Friday, January 23, 2015

Where's That Good Bowl Shape?

 New bowls! I've been trying to get into my hands a form I see occasionally in others' work and have in my mind's eye: bowls that lift and flare from a narrow base, up and out. It's a gesture, like flinging out your arms to the sky. I see I wrote about this in October; what a long time til I have concrete, well, ceramic, results. And these are an intermediate effort, not a consistent success.

Is this it? It's got some of the quality, but I think loses the energy of the flare because the top turns inward.

This one? Yes, more lift.

Maybe even better with the top edge turned outward. This adds open hands to that arm gesture.

Here's a rounder bowl, with the narrow base and not much flare. I like it but it's not the same shape at all.

A little more of the flare. Better, definitely. Very small differences make a significant difference in quality. And I am only looking for one quality here. The rounder bowls have other kinds of quality  (I am exploring adding slip for texture and I like it in these 2 bowls.) Very complicated.

What about functional quality? Yes, the bowls seem well balanced with such a narrow base, though I've made wider ones that tip. There is a limit to the width that works.

The top edge seems to look equally appropriate, whether it is level, wavy or cut. So this is not a difference that makes a difference. 

And the glazes? These bowls are  also an exploration of cone 10 glazes I have available.

How about that wild combination? The bowl is a bit tippy, but I like the colors.

Oh yes, though not news. I really like this rutile glaze on porcelain, even better with some texture to enhance the runny effects.

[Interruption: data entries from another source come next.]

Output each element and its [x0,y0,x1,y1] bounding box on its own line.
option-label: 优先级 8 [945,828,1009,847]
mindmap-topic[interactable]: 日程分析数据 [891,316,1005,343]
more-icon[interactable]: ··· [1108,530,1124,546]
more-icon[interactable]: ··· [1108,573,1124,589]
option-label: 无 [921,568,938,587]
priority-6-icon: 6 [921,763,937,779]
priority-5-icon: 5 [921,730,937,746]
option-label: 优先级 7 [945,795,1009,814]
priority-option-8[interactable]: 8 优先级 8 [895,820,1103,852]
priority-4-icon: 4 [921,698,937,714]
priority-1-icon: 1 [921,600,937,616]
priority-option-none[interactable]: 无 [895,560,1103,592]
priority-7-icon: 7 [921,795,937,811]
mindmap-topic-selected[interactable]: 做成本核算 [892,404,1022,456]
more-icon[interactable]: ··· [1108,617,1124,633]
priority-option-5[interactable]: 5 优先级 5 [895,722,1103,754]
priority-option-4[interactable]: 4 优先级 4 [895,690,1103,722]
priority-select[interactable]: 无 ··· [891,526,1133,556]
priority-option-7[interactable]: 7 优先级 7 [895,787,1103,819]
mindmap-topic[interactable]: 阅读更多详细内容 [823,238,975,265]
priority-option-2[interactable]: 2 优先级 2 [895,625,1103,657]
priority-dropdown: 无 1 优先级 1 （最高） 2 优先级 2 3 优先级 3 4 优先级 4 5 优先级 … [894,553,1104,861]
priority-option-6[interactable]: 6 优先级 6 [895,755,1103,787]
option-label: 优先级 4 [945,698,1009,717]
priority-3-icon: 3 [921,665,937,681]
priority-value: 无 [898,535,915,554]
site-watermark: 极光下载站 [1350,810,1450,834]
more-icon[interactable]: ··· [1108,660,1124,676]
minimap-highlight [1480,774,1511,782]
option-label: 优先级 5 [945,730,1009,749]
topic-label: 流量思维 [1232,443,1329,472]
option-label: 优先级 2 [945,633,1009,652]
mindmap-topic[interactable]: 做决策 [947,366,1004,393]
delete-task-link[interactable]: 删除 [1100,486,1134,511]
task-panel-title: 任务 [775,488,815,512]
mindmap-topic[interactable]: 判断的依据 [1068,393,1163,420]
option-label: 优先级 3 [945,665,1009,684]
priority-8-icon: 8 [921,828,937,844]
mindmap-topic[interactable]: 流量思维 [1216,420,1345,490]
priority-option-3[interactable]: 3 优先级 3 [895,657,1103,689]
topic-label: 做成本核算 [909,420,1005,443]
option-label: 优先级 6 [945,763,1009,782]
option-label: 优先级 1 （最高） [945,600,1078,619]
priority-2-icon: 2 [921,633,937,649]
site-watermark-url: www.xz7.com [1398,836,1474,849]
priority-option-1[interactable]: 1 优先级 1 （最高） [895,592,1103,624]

Conclusions? Just keep at it. There is an endless amount of subtle variety in this field, and an endless amount to learn.  Fun. Perhaps every subject is open like this, and so full of possibility that you never come to its end. The world is BIG!

Friday, January 9, 2015

Making Pottery in Old Age

What does it take to keep making pottery into old age?

 I do know people who have had enough and stopped potting, when conditions in their lives suggested a change. Most of us seem to love it, though, and want to keep going indefinitely. Bodies don't keep going indefinitely. Besides all the rest of life and health, there are health problems that come with making pottery: carpal tunnel problems from repetitive motion of hands and wrists, elbow troubles, tendinitis. We all know we should not breathe clay dust for years, but how scrupulously careful are you? Glaze chemicals are sometimes dangerous, too. If you would like to be scared/warned, check out Beth Peterson, Is Pottery Dangerous.

The inspiration for thinking about this is an article in last Sunday's LA Times on Dora De Larios. She is a major potter and sculptor now in her 80's and working busily. Perhaps it's more design than hand work at this point, but she seems still to be carving her pieces herself.

And I think of Eva Zeisel, my hero these days. She died almost exactly 3 years ago at age 105. A few months earlier she was still designing, though I think she shifted away from hand work in the 2000's sometime. Early in her long career she started designing ceramics for commercial production, and at the end of her life, began designing pieces in other materials. Never stopping, always creative.

Locally, and more accessibly, there's Jeri Unitt, who continued to take classes at Clay Associates into  her 80's. Over the years, she has not only made lovely indoor pieces, but has created her whole garden, the tiles for the back porch, the edging for planting areas, and table tops and flower pots.

And me? I started potting far too late in life to expect to give it up.  And I love the example of these people, carrying on long in delight and commitment and ability.